HANCEVILLE, Ala. — Kendra Cummings of Baileyton once had a fear of needles. But the 2014 graduate of Vinemont High School found a way to overcome her fear and found a career as a phlebotomist.
“I took the program so I could get over my fear of needles and ended up getting a job,” said Cummings, who earned her certification as a phlebotomist after completing the seven-week course in the subject through the Wallace State Community College’s Continuing Education program. She took the course shortly after graduating from high school and, after waiting for the right position, started working at Cullman Regional Medical Center about six months later.
“I was a picky about where I wanted to go to work,” she said. “I wanted it to be in Cullman.”
Cummings said the length of the seven-week phlebotomy program was one of the attractions to the program. “It was only two nights a week, so it made it very easy to still have a job and everything,” she added.
And the job has its own advantages, said Cummings, who works the early morning shift. That leaves the afternoons free to do other things when she gets off of work. She also likes getting to meet and interact with patients and their families.
A lot of her work is completed within the first three hours of her shift; so that blood samples she draws can be run in the lab and results are ready for doctors as they come in to check on patients. “Then I just wait for my PDA to go off, to tell me who to stick next,” Cummings said.

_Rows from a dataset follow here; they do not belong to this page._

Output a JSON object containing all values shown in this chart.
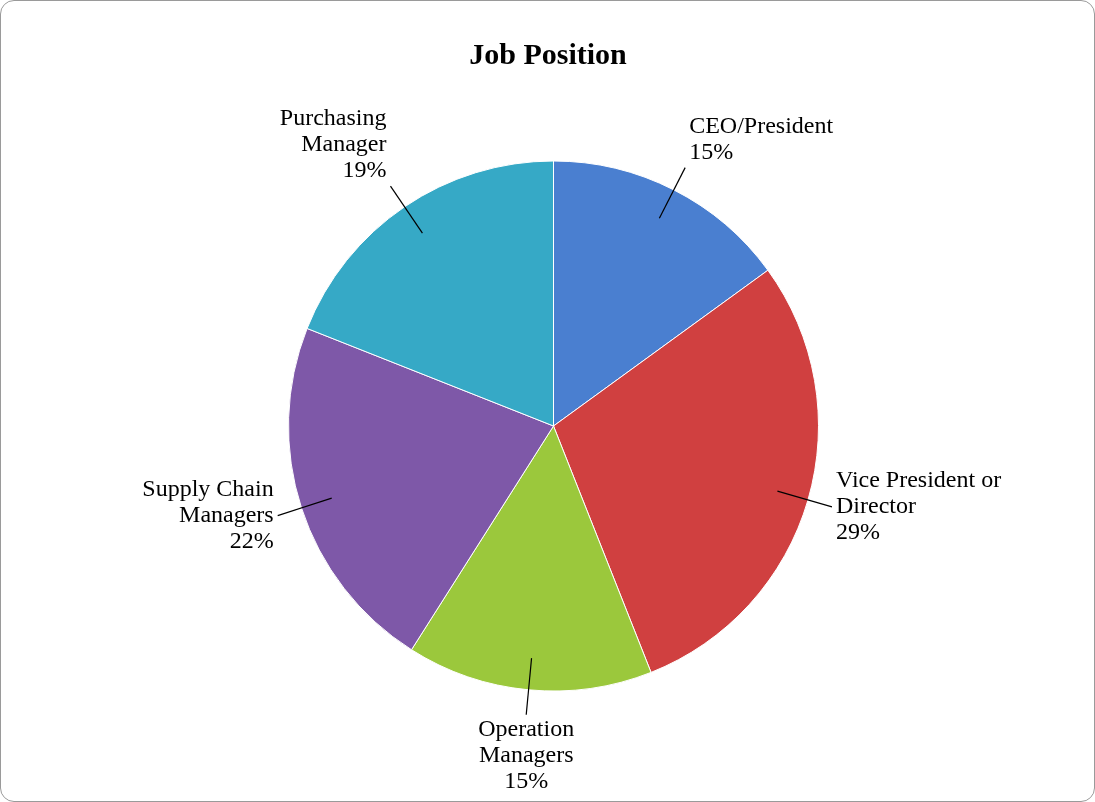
{
  "chart_data": {
    "type": "pie",
    "title": "Job Position",
    "categories": [
      "CEO/President",
      "Vice President or Director",
      "Operation Managers",
      "Supply Chain Managers",
      "Purchasing Manager"
    ],
    "values": [
      15,
      29,
      15,
      22,
      19
    ],
    "value_labels": [
      "15%",
      "29%",
      "15%",
      "22%",
      "19%"
    ],
    "colors": [
      "#4a7fd0",
      "#d04040",
      "#9bc83c",
      "#7e58a8",
      "#36a9c6"
    ],
    "legend": false
  }
}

She said her own fear of needles has helped her be more empathetic toward her patients who share that same anxiety. Plus, her training helped her know to explain what she’s doing as a way to calm a patient’s fear.
After a few more years as a phlebotomist, Cummings said she plans to return to Wallace State to enter the Diagnostic Imaging program, using what she’s learned in training and on the job to help her through the program.

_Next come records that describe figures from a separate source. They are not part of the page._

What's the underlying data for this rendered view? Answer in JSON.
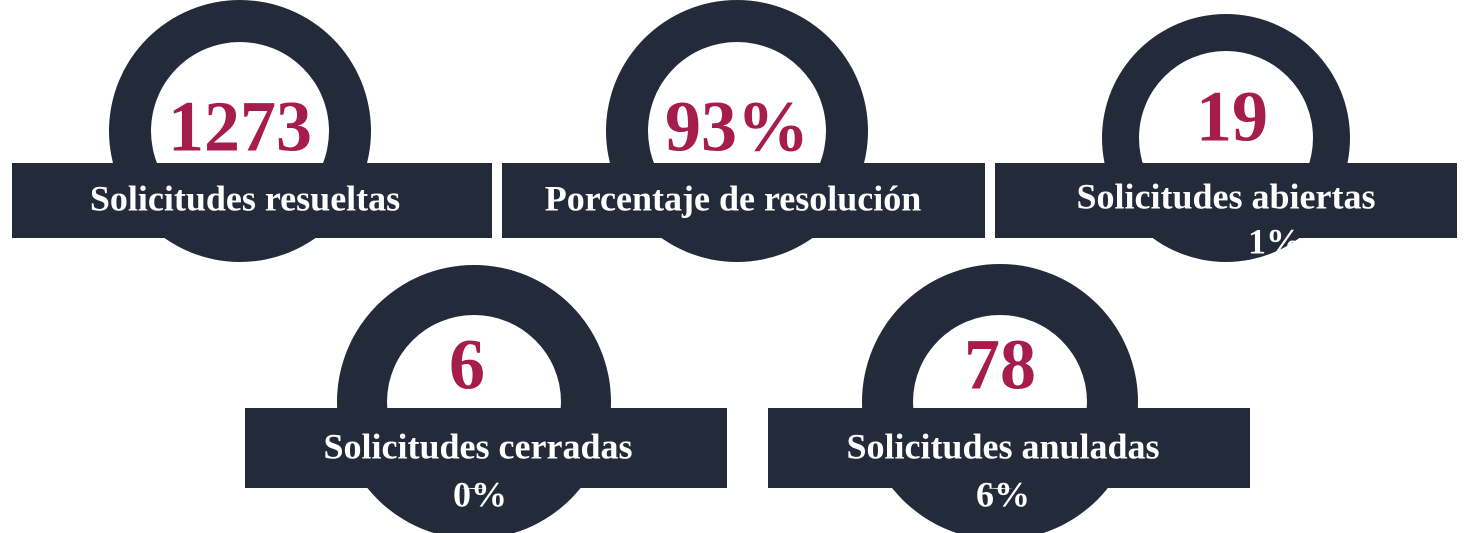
{
  "cards": [
    {
      "value": "1273",
      "label": "Solicitudes resueltas"
    },
    {
      "value": "93%",
      "label": "Porcentaje de resolución"
    },
    {
      "value": "19",
      "label": "Solicitudes abiertas",
      "share": "1%"
    },
    {
      "value": "6",
      "label": "Solicitudes cerradas",
      "share": "0%"
    },
    {
      "value": "78",
      "label": "Solicitudes anuladas",
      "share": "6%"
    }
  ]
}
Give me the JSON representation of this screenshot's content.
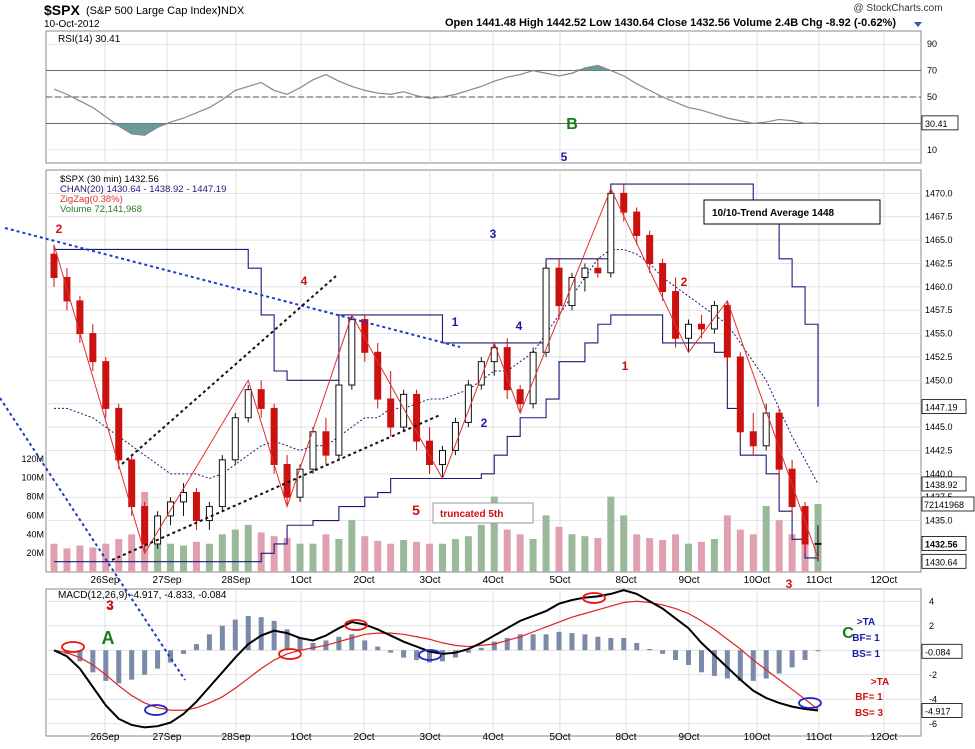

Bonnie Brannan, Point of Care Coordinator at CRMC, is Cummings’ supervisor and was her Phlebotomy instructor at Wallace State. Cummings is just one of several students she’s hired over the years.

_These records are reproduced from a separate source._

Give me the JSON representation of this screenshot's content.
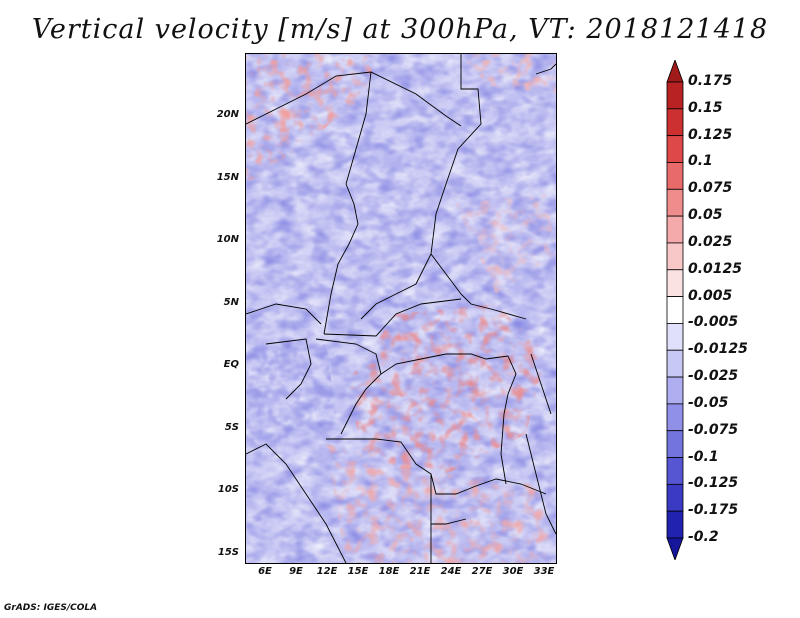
{
  "title": "Vertical velocity [m/s] at 300hPa, VT: 2018121418",
  "credit": "GrADS: IGES/COLA",
  "latitude_labels": [
    "20N",
    "15N",
    "10N",
    "5N",
    "EQ",
    "5S",
    "10S",
    "15S"
  ],
  "longitude_labels": [
    "6E",
    "9E",
    "12E",
    "15E",
    "18E",
    "21E",
    "24E",
    "27E",
    "30E",
    "33E"
  ],
  "colorbar": {
    "labels": [
      "0.175",
      "0.15",
      "0.125",
      "0.1",
      "0.075",
      "0.05",
      "0.025",
      "0.0125",
      "0.005",
      "-0.005",
      "-0.0125",
      "-0.025",
      "-0.05",
      "-0.075",
      "-0.1",
      "-0.125",
      "-0.175",
      "-0.2"
    ],
    "colors": [
      "#a01a1a",
      "#b82222",
      "#cc3030",
      "#de4848",
      "#e86a6a",
      "#ef8c8c",
      "#f4aaaa",
      "#f8c8c8",
      "#fbe2e2",
      "#ffffff",
      "#e0e0fa",
      "#c8c8f4",
      "#aeaef0",
      "#9090e8",
      "#7474de",
      "#5656d2",
      "#3a3ac4",
      "#2222b0",
      "#16169c"
    ]
  }
}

Brannan said the seven-week course begins with coursework and simulated training before students begin practicing on each other. Finally, the students spend 40 hours in clinical externships. “They have to have a total of 100 sticks and five finger sticks in order to qualify to take a national certification test,” Brannan said.
The average class size for the phlebotomy program is about 10 students per session, which allows for more one-on-one instruction. Brannan said students come from all walks of life, younger students right out of high school like Cummings, empty-nesters who are looking for a new career, students in other medical fields looking for certification to help them in their jobs, as examples.
Brannan said it is a good gateway program to other medical fields, such as medical laboratory technician and nursing. “A lot of them will have no healthcare experience whatsoever, but they really enjoy it,” she said. “Once they hit the externships, they always enjoy it, because it’s actual hands-on.”
Job opportunities for phlebotomists may not always be labeled as such, Brannan said. “Sometimes it’s a blended job,” she said. “You might have a lab assistant that includes phlebotomy, or an ED (Emergency Department) tech, those positions often include phlebotomy. So I always encourage students, when they’re searching for jobs, not to narrow it down just to phlebotomy, because it can be blended in to other roles.” Phlebotomists can find jobs in doctor’s offices, urgent care facilities, hospitals, and more.
The next Phlebotomy course is scheduled to begin January 24. Classes are held on Tuesdays and Thursdays from 5:30 to 8:30 p.m. The tuition and fees ($1,599) for the program include the textbook and the certification exam fee.